Lack of supporting epidemiological data hurt the residents' case, noted U.S. District Judge Zita Weinshienk in her ruling dismissing the suit. While acknowledging "overwhelming evidence" that Martin Marietta had contaminated land and water in Waterton Canyon, the judge ruled that residents had failed to prove that water they received caused their injuries. The plaintiffs proved only that it was "possible that they were exposed [to contaminants]," Weinshienk wrote. "They submitted virtually no circumstantial evidence of exposure." (Throughout the suit, Martin denied either polluting Waterton or tainting municipal water at Kassler. In a recent statement, a spokeswoman said the company believes Weinshienk's ruling confirmed that Martin "neither caused nor contributed to the health problems cited by the Friendly Hills residents.")
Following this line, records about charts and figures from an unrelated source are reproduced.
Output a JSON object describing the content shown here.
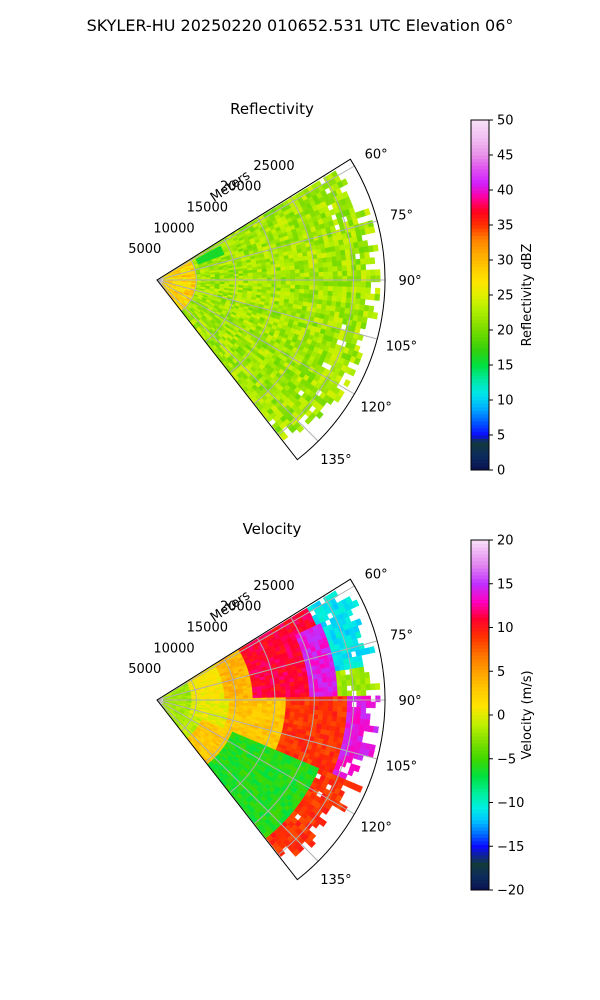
{
  "suptitle": "SKYLER-HU  20250220  010652.531 UTC Elevation 06°",
  "chart_data": [
    {
      "type": "heatmap",
      "projection": "polar-sector",
      "title": "Reflectivity",
      "radial_label": "Meters",
      "radial_ticks": [
        5000,
        10000,
        15000,
        20000,
        25000
      ],
      "angle_ticks_deg": [
        60,
        75,
        90,
        105,
        120,
        135
      ],
      "angle_tick_labels": [
        "60°",
        "75°",
        "90°",
        "105°",
        "120°",
        "135°"
      ],
      "azimuth_range_deg": [
        58,
        142
      ],
      "range_max_m": 29000,
      "grid": true,
      "colorbar": {
        "label": "Reflectivity dBZ",
        "vmin": 0,
        "vmax": 50,
        "ticks": [
          0,
          5,
          10,
          15,
          20,
          25,
          30,
          35,
          40,
          45,
          50
        ],
        "tick_labels": [
          "0",
          "5",
          "10",
          "15",
          "20",
          "25",
          "30",
          "35",
          "40",
          "45",
          "50"
        ]
      },
      "field_summary": "Mostly 20–27 dBZ (green-yellow) across sector; 27–33 dBZ (yellow-orange) near radar within ~5000 m; small 15–18 dBZ patch near 65° at ~7000 m; data extend to ~29000 m at 80–95°, ~25000 m at 60° and 135°"
    },
    {
      "type": "heatmap",
      "projection": "polar-sector",
      "title": "Velocity",
      "radial_label": "Meters",
      "radial_ticks": [
        5000,
        10000,
        15000,
        20000,
        25000
      ],
      "angle_ticks_deg": [
        60,
        75,
        90,
        105,
        120,
        135
      ],
      "angle_tick_labels": [
        "60°",
        "75°",
        "90°",
        "105°",
        "120°",
        "135°"
      ],
      "azimuth_range_deg": [
        58,
        142
      ],
      "range_max_m": 29000,
      "grid": true,
      "colorbar": {
        "label": "Velocity (m/s)",
        "vmin": -20,
        "vmax": 20,
        "ticks": [
          -20,
          -15,
          -10,
          -5,
          0,
          5,
          10,
          15,
          20
        ],
        "tick_labels": [
          "−20",
          "−15",
          "−10",
          "−5",
          "0",
          "5",
          "10",
          "15",
          "20"
        ]
      },
      "field_summary": "Near radar about -3 to 0 m/s (green-yellow); band of 8–12 m/s (red) at 12000–20000 m from 65° to 100°; 13–17 m/s (magenta) at 22000–28000 m near 70–110°; -10 to -13 m/s (cyan) beyond 22000 m at 60–85°; -5 to -8 m/s (green) at 120–135° between 10000–20000 m; 8–11 m/s at 115–125° far range"
    }
  ]
}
"The court's decision left a bad taste in all our mouths," says Alan Keiser, a Denver Police Department detective whose son was born with a heart defect that necessitated two major surgeries. "Our whole area was affected by that water. My family's health was seriously affected. We were always sick back then. I still believe the water was contaminated. In the heart I know it happened, no matter what the court says."

The court might have allowed the suit to go to trial if not for Piantadosi's findings, says Anderson. And she claims that those findings were skewed by bad information given to the oncologist by the Denver Water Department. In determining the effects of Kassler water on the metro area, Piantadosi needed to know which census tracts got the water and which did not. According to Anderson, the water department misinformed him about water routing, something residents' attorneys didn't learn until after Weinshienk's dismissal order.

Maps Anderson obtained from water department files show that water pipes ran from the Kassler plant to the Friendly Hills area--in contrast to the map Piantadosi used for his report, which attributed Friendly Hills water to a source designated only as "other." Without proper water-delivery mapping, says Anderson, Piantadosi's study was inherently flawed.

Stephen Work of the water department provided the routing information to Piantadosi, according to a notation in Piantadosi's report. Now the department's director of operations, Work insists he wasn't involved in supplying information to Piantadosi. In any case, he says, "water from Kassler almost never ended up in Friendly Hills. The only way for it to go there would have been when the Marston treatment plant was out of service, and that was very rare." Work says he can make no sense of the "other" designation used in the report as the source of Friendly Hills water.

That point is moot to water department manager Hamlet "Chips" Barry. "The court threw the whole case out, saying there was no evidence of polluted water being served to anybody," he says. "There was no chemical contamination of the water supply by Martin Marietta or anyone else. They may have leaked some chemicals across the boundary of Kassler, but none of that contamination ever entered our system."